Publié le 20 décembre 2008 par Bababe

Ciré prépare son retour au pays...

Seegubali n’est pas seulement un poème Pekane à écouter avec tristesse mais des recommandations importantes pour que la jeunesse peule confrontée à des migrations forcées ou instructives puissent valoriser encore plus ce lien à l’honneur et aux traditions afin de ne pas vivre les surprises désagréables qui ont conduit Samba à ce drame douloureux et poignant.  

Le duel entre honneur et le prestige  dans le Pekane de Guelaye Ali Fall.  

 Si le peul d’aujourd’hui a pu se concilier avec certains interdits religieux, il perpétue la tradition de braver ceux qui entachent son honneur, sa fierté et son estime de soi, le récit tragique Seegubali de Guelaye Ali Fall s’inscrit dans cette tradition millénaire illustre bien son refus permanant de se frotter au déshonneur, d’où la force de cet adage peul qui préconise qu’on défie la balle mortelle provenant des tirs d’ennemis en l’affrontant avec courage sans jamais chercher à se dérober de la mort inévitable qu’elle provoquera. On mesure alors à quel point la fierté peule concilie l’honneur à la vie.  

L’amour tragique dans le récit magistral de Seegubali dans les diatribes pekaneennes du regretté Ali Hamidine Samba Ali Modi dit Guelaye, qui va conduire Samba à défier la mort annoncée au nom des principes de la fierté peule et des exigences de la femme peule, renforce cet attachement de la société peule aux principes de l’honneur  

Je ne peux aborder Seegubali sans faire un clin d’œil à Mamadou Bocar Paate Maadi Thilam, l’homme de Jowol Yowi loode, libaa loo-nde dacca doo-ndiido, plus connu sous le pseudonyme de Dikal N’DIAYE, en réalité il est l’initiateur de Gueelel aux rites et secrets de Pekane.  

L’histoire de Seegubali retrace la vie d’un homme qui a su s’enrichir en biens matériels par ses voyages et par son sens d’affaire, en sacrifiant les valeurs familiales sacrées dans la tradition peule. L’homme peul s’identifie à sa famille (épouse et enfants) et à son bétail, voilà les bases de la richesse et du respect en milieu peul. Le sens des responsabilités familiales ainsi que la pugnacité née des transhumances éprouvantes déterminent le courage puis l’admiration du peul. 

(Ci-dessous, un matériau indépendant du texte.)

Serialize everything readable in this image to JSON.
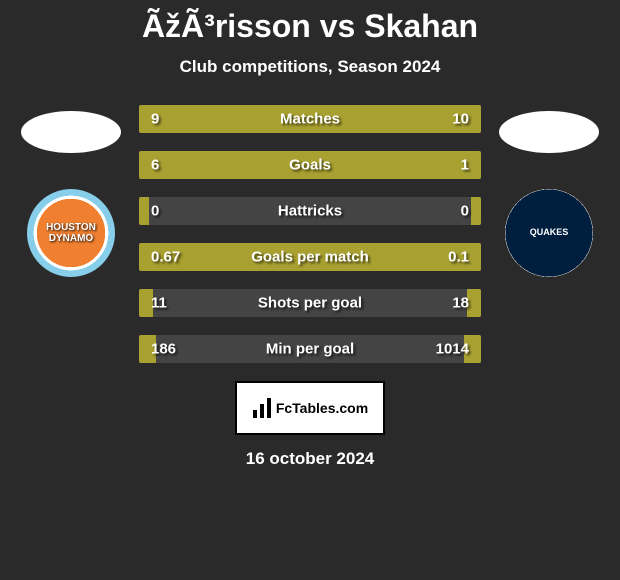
{
  "title": "ÃžÃ³risson vs Skahan",
  "subtitle": "Club competitions, Season 2024",
  "date": "16 october 2024",
  "footer_brand": "FcTables.com",
  "colors": {
    "background": "#2a2a2a",
    "bar_fill": "#a8a030",
    "bar_empty": "#444444",
    "text": "#ffffff"
  },
  "left_team": {
    "name": "Houston Dynamo",
    "short": "HOUSTON\nDYNAMO",
    "primary": "#f08030",
    "secondary": "#87ceeb"
  },
  "right_team": {
    "name": "San Jose Earthquakes",
    "short": "QUAKES",
    "primary": "#001f3f",
    "secondary": "#ffffff"
  },
  "stats": [
    {
      "label": "Matches",
      "left_val": "9",
      "right_val": "10",
      "left_pct": 47,
      "right_pct": 53
    },
    {
      "label": "Goals",
      "left_val": "6",
      "right_val": "1",
      "left_pct": 79,
      "right_pct": 21
    },
    {
      "label": "Hattricks",
      "left_val": "0",
      "right_val": "0",
      "left_pct": 3,
      "right_pct": 3
    },
    {
      "label": "Goals per match",
      "left_val": "0.67",
      "right_val": "0.1",
      "left_pct": 80,
      "right_pct": 20
    },
    {
      "label": "Shots per goal",
      "left_val": "11",
      "right_val": "18",
      "left_pct": 4,
      "right_pct": 4
    },
    {
      "label": "Min per goal",
      "left_val": "186",
      "right_val": "1014",
      "left_pct": 5,
      "right_pct": 5
    }
  ]
}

  Certains se poseront la question : comment un homme peut-il payer au prix fort de sa vie, pour retrouver l’honneur puis l’amour d’une femme ? Poser une telle question revient à mal connaître la fierté accordée aux valeurs traditionnelles par les dignitaires peuls.   En réalité Seegubali n’est autre que le nom de scène attribué au mythique lieu où se jouera ce drame, c’est-à-dire une belle, triste et tragique histoire d’amour. Est-ce la volonté de mystifier la célébrité peule ou le souci de protéger cet héritage symbolique aux générations futures? La question reste posée.  

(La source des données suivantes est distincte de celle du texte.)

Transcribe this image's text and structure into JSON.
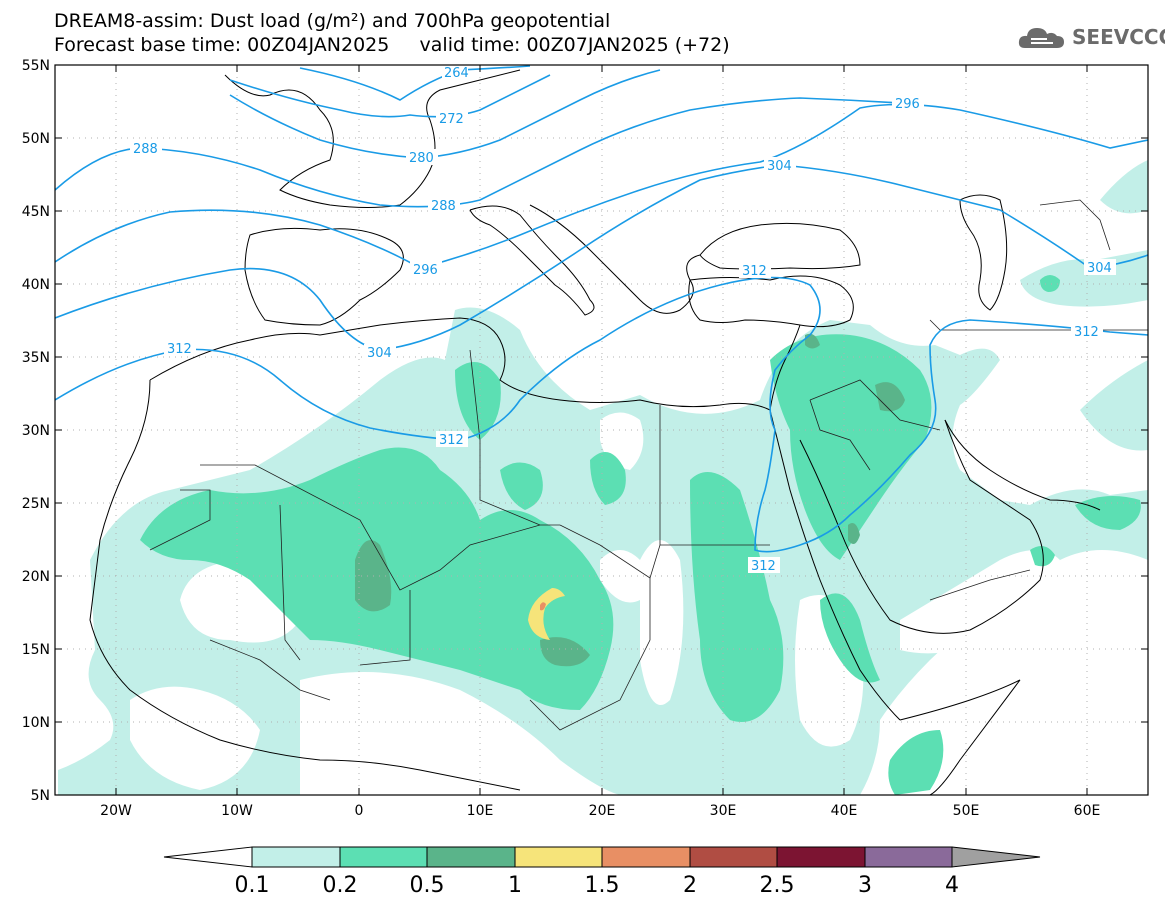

Dès son jeune âge, Samba avait décidé de tenter sa chance ailleurs vers des terres lointaines, il avait quitté son village pour à la quête d’avenir meilleur, quelques années plus tard, le prestige de l réussite était là, mais le déchirement familial et la nostalgie de son Fuuta natal  lui pesaient énormément, c’est ainsi qu’il décida de retrouver ses proches et surtout sa terre natale.  

 De retour au village, il était devenu ce bel jeune homme, riche, respecté et apprécié, cependant sa vie de célibataire qui n’était pas conforme aux normes de sa société ne va tarder à lui rappeler que le sacrilège familial prime sur les biens de la vie.  Comme tout bon villageois, il s’est remis à l’agriculture, à l’élevage et à la pêche, cependant on le voyait souvent à la peine dans ses activités faute de bras, car il n’avait ni épouse ni d’enfants.  

Un jour comme l’exige la tradition villageoise, le chef du village sollicita une journée de travail d’intérêt général, c’est ainsi qu’il s’est retrouvé tout seul au milieu des adolescents venus assurés le service à la place de leurs parents. Seul adulte au cœur de cette bande d’adolescents, qui refusait à ce qu’il fasse sa part du travail, car les traditions africaines conseillent à ce que les plus jeunes respectent et apportent leurs aides à leurs ainés. En un éclair, le travail est achevé et Samba blessé dans son orgueil, était là pensif, assis sur la pierre d’un champ, avec l’affront dans le ventre et le cœur lourd d’émotions. Il venait de découvrir que tous ces jeunes n’étaient d’autres que ceux de ses propres amis (de même génération).  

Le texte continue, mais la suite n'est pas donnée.